Anyway, a friend of my wife and I was over with her daughter yesterday and asked if I wouldn't mind taking some photos of her at a location that's really neat. It's a secluded beach with a LOT of dead, sun-bleached trees, most of them overturned with their roots exposed. Here are a few images I snapped (to show my wife without driving the hour to get her out there) while on lunch break one day (so obviously the lighting is awful and we'll be going about an hour and a half before sunset instead)
The sun will be setting over the water.
What I'm curious to know is... for toddler portraits in this setting, would y'all recommend a large aperture, medium, or narrow? Or shot dependent? There are a lot of really harsh textures and angles of the wood and I worry that having that in the background/foreground of an image could throw off the feel of the images. So, should I go large aperture and blur it all, medium and get some, or small and get it all and really include the beachscape. My inclination is to go medium or small for most images but I just wanted to ask and get some other opinions.
Also, lens wise, I have an assortment to choose from. I'll be shooting with my 70D and I have: EF 24mm f/2.8 IS USM, Sigma 35mm Art, EF 40mm f/2.8 STM, EF-S 60mm f/2.8 macro, EF 85mm f/1.8, EF-S 15-85mm f/3.5-5.6. I'm planning to bring 3 primes (24, 35, 85) and the zoom. Sound about right?

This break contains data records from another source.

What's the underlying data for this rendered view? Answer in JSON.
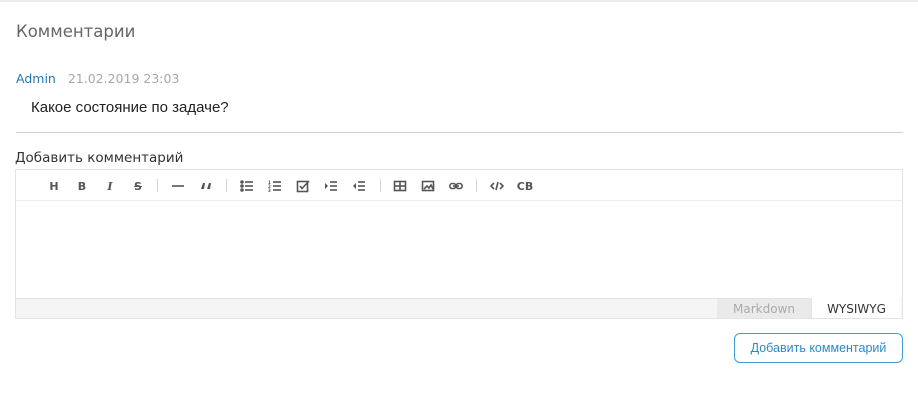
{
  "comments": {
    "title": "Комментарии",
    "items": [
      {
        "author": "Admin",
        "date": "21.02.2019 23:03",
        "text": "Какое состояние по задаче?"
      }
    ]
  },
  "form": {
    "label": "Добавить комментарий",
    "submit_label": "Добавить комментарий"
  },
  "toolbar": {
    "heading": "H",
    "bold": "B",
    "italic": "I",
    "strike": "S",
    "codeblock": "CB",
    "icons": [
      "heading-icon",
      "bold-icon",
      "italic-icon",
      "strike-icon",
      "hr-icon",
      "quote-icon",
      "bullet-list-icon",
      "ordered-list-icon",
      "task-list-icon",
      "indent-icon",
      "outdent-icon",
      "table-icon",
      "image-icon",
      "link-icon",
      "code-icon",
      "codeblock-icon"
    ]
  },
  "editor": {
    "mode_markdown": "Markdown",
    "mode_wysiwyg": "WYSIWYG",
    "active_mode": "WYSIWYG"
  },
  "colors": {
    "link": "#1f79b7",
    "accent": "#3f9cd6"
  }
}
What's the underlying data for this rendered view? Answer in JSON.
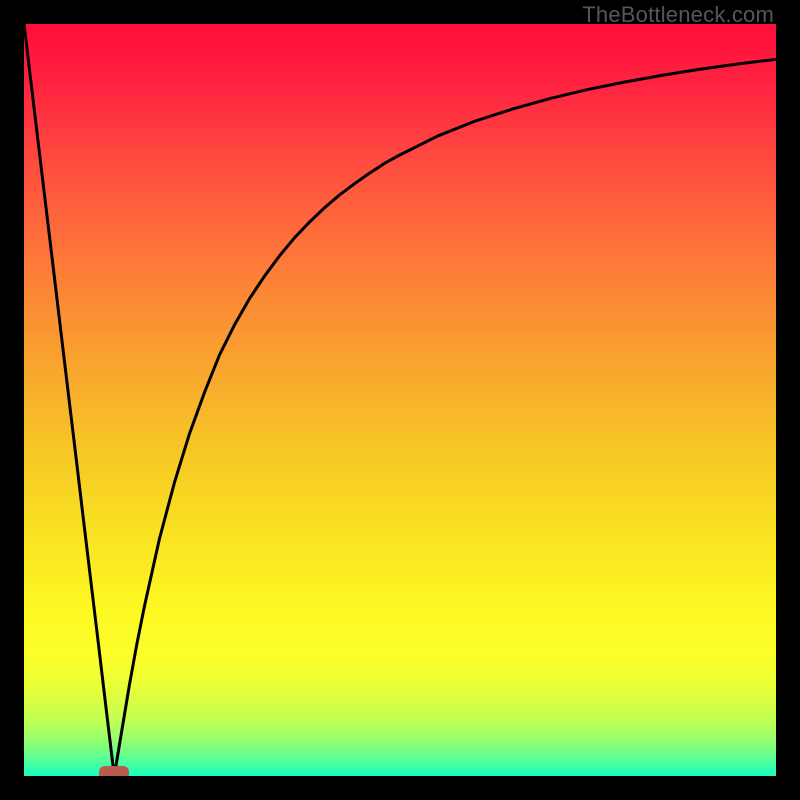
{
  "watermark": "TheBottleneck.com",
  "chart_data": {
    "type": "line",
    "title": "",
    "xlabel": "",
    "ylabel": "",
    "xlim": [
      0,
      100
    ],
    "ylim": [
      0,
      100
    ],
    "x": [
      0,
      1,
      2,
      3,
      4,
      5,
      6,
      7,
      8,
      9,
      10,
      11,
      12,
      13,
      14,
      15,
      16,
      18,
      20,
      22,
      24,
      26,
      28,
      30,
      32,
      34,
      36,
      38,
      40,
      42,
      44,
      46,
      48,
      50,
      55,
      60,
      65,
      70,
      75,
      80,
      85,
      90,
      95,
      100
    ],
    "values": [
      100,
      91.7,
      83.3,
      75.0,
      66.7,
      58.3,
      50.0,
      41.7,
      33.3,
      25.0,
      16.7,
      8.3,
      0.0,
      6.0,
      12.0,
      17.5,
      22.5,
      31.5,
      39.0,
      45.5,
      51.0,
      56.0,
      60.0,
      63.5,
      66.5,
      69.2,
      71.6,
      73.7,
      75.6,
      77.3,
      78.8,
      80.2,
      81.5,
      82.6,
      85.1,
      87.1,
      88.7,
      90.1,
      91.3,
      92.3,
      93.2,
      94.0,
      94.7,
      95.3
    ],
    "series_name": "bottleneck-percent",
    "marker_x": 12,
    "marker_y": 0,
    "gradient_stops": [
      {
        "offset": 0.0,
        "color": "#ff0d3a"
      },
      {
        "offset": 0.08,
        "color": "#ff2340"
      },
      {
        "offset": 0.18,
        "color": "#ff4a3f"
      },
      {
        "offset": 0.28,
        "color": "#fe6d3b"
      },
      {
        "offset": 0.38,
        "color": "#fb8e34"
      },
      {
        "offset": 0.48,
        "color": "#f8ad2c"
      },
      {
        "offset": 0.58,
        "color": "#f7ca25"
      },
      {
        "offset": 0.68,
        "color": "#f9e321"
      },
      {
        "offset": 0.78,
        "color": "#fef823"
      },
      {
        "offset": 0.84,
        "color": "#fbff2b"
      },
      {
        "offset": 0.88,
        "color": "#eaff37"
      },
      {
        "offset": 0.92,
        "color": "#c7ff4e"
      },
      {
        "offset": 0.95,
        "color": "#9aff6c"
      },
      {
        "offset": 0.975,
        "color": "#5fff92"
      },
      {
        "offset": 1.0,
        "color": "#17ffc0"
      }
    ]
  },
  "colors": {
    "curve": "#000000",
    "marker": "#bb5b4e",
    "frame": "#000000"
  }
}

This will be the first time I've taken pictures of anyone else's kid. I'm not charging them as they do so much for us and also because I can't guarantee payment-worthy images. That said, I still want to deliver the very best images to them that I'm capable of. Because this is my first time photographing someone else's kid, I'm agonizing over a LOT of the variables that I'd never concern myself with for my daughter. So, thanks for indulging me
I appreciate any advice y'all can offer!